Ya en la década de los 90 publicó tres nuevos libros: Tres elegías andaluzas (1991) Insidias en las termas (1995) y Un vuelo hacia la luz (1997), en cuyos versos asoma ese paganismo clásico tan presente desde los primeros versos: «En las termas romanas/donde bronces y mármoles preciados enaltecen/de Caracalla, la munificencia,/el azar de los dados/jugaste, caro Licio,/aquel excelso libro, compendio de belleza».

Ya en el nuevo milenio escribió Al itálico modo. Cuaderno de sonetos (2000), Pastores de Belén (2002) y Dulce plantel y canon (2003). Sobre el primero, del que Fernando de Villena realizó la introducción, decía José Lupiáñez que era una obra densa y plural, luminosa, que muestra el embelesamiento del poeta ante la contemplación de la naturaleza: la palmera, la encina, la adelfa o sigue el vuelo del neblí o el cóndor ofreciéndonos su viñeta, una estampa emocionada que alterna con otros planos meditativos en los que, a veces, se implica él mismo y resume para sí la lección de singularidad que aquellas realidades le ofrecen. También surge el amor con fortaleza, como una bendición fatal que encumbra y abate al corazón del hombre.

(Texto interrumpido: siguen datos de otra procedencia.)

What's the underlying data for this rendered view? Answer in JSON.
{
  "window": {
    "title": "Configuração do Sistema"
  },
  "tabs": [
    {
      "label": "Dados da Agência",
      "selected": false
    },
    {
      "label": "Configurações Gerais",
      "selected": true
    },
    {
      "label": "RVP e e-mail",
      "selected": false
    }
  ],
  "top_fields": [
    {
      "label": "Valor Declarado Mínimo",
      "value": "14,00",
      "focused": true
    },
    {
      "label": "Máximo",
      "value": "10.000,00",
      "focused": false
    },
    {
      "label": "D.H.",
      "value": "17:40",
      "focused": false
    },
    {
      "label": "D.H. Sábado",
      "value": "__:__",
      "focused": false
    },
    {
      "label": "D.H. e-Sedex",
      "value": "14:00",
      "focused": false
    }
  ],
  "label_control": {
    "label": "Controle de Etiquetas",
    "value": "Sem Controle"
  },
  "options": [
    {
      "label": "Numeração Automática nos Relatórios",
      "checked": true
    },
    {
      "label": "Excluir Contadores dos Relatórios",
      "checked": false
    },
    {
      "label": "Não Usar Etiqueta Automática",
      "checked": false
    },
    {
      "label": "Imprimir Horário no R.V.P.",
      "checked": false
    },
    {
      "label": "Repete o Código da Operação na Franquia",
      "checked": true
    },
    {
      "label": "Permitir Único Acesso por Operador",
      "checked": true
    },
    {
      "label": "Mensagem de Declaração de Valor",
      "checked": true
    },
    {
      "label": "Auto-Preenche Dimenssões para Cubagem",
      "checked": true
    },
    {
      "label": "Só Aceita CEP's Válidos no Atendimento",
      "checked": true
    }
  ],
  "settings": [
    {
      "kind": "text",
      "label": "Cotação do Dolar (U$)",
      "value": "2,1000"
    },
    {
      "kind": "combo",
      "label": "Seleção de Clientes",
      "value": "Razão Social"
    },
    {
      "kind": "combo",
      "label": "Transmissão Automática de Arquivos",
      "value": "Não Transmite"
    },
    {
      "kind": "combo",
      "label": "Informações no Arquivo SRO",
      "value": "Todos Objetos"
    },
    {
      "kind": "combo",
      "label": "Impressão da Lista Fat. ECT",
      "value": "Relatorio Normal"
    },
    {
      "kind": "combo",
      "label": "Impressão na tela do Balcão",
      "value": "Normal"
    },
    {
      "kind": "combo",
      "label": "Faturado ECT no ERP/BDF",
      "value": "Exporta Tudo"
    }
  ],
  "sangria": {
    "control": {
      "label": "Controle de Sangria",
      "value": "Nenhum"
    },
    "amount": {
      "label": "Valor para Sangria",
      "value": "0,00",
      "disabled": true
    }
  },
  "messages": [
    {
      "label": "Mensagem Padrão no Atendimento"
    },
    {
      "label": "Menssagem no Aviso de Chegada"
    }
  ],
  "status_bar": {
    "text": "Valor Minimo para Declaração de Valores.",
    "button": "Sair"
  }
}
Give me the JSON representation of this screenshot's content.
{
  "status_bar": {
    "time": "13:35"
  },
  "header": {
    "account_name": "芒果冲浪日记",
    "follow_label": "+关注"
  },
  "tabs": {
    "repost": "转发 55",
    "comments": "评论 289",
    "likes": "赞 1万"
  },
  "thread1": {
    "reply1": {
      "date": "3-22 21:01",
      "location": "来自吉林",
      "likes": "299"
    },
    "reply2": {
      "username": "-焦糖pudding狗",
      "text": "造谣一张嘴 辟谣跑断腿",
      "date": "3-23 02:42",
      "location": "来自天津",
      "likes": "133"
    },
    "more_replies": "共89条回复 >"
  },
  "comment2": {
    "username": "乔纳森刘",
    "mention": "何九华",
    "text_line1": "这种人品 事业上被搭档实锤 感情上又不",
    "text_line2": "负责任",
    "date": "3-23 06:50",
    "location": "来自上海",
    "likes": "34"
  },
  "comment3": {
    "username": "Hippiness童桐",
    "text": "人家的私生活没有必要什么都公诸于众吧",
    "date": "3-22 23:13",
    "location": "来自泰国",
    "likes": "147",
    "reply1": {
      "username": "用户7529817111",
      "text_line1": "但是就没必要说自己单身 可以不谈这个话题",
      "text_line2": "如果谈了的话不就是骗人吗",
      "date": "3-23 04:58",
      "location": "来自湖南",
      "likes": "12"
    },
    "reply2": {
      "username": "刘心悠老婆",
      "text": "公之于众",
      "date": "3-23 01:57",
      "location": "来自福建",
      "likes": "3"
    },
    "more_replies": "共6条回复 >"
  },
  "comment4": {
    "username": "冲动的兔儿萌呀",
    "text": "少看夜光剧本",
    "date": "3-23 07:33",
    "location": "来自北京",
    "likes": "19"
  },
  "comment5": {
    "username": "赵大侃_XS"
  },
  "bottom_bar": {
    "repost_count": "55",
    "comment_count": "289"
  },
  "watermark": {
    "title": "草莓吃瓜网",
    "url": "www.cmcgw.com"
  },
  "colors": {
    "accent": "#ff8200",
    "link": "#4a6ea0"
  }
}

Sobre Pastores de Belén, yo decía que el octosílabo (el más empleado) adquiere especial preponderancia en múltiples formas retóricas en torno a la temática navideña, a la que trata de insuflar una perspectiva más humanizadora. El villancico navideño adopta en la horma de Miguel una diversidad de registros que pueden ir desde la redondilla, las tercerillas, los dodecasílabos en serventesios, las quintillas, las octavillas quebradas...

Toda una versificación que acredita la soltura en el manejo del metro tradicional en la línea neopopularizante que tanta fuerza adquirió en boca de Lope de Vega, del que toma la cita inicial del libro. Una lírica de corte ingenuista y mistérico en el que los instrumentos retóricos de la tradición han sido bien asumidos, con una delicada ternura y una especial sensibilidad.

Un discurso, además, netamente solidario y yo diría que socializador en el que el escritor cordobés ha sabido conjugar con habilidad instrumentos de la tradición para desde la horma, siempre difícil, de la temática navideña ofrecernos una perspectiva original y comprometida con los miserables u olvidados de la historia.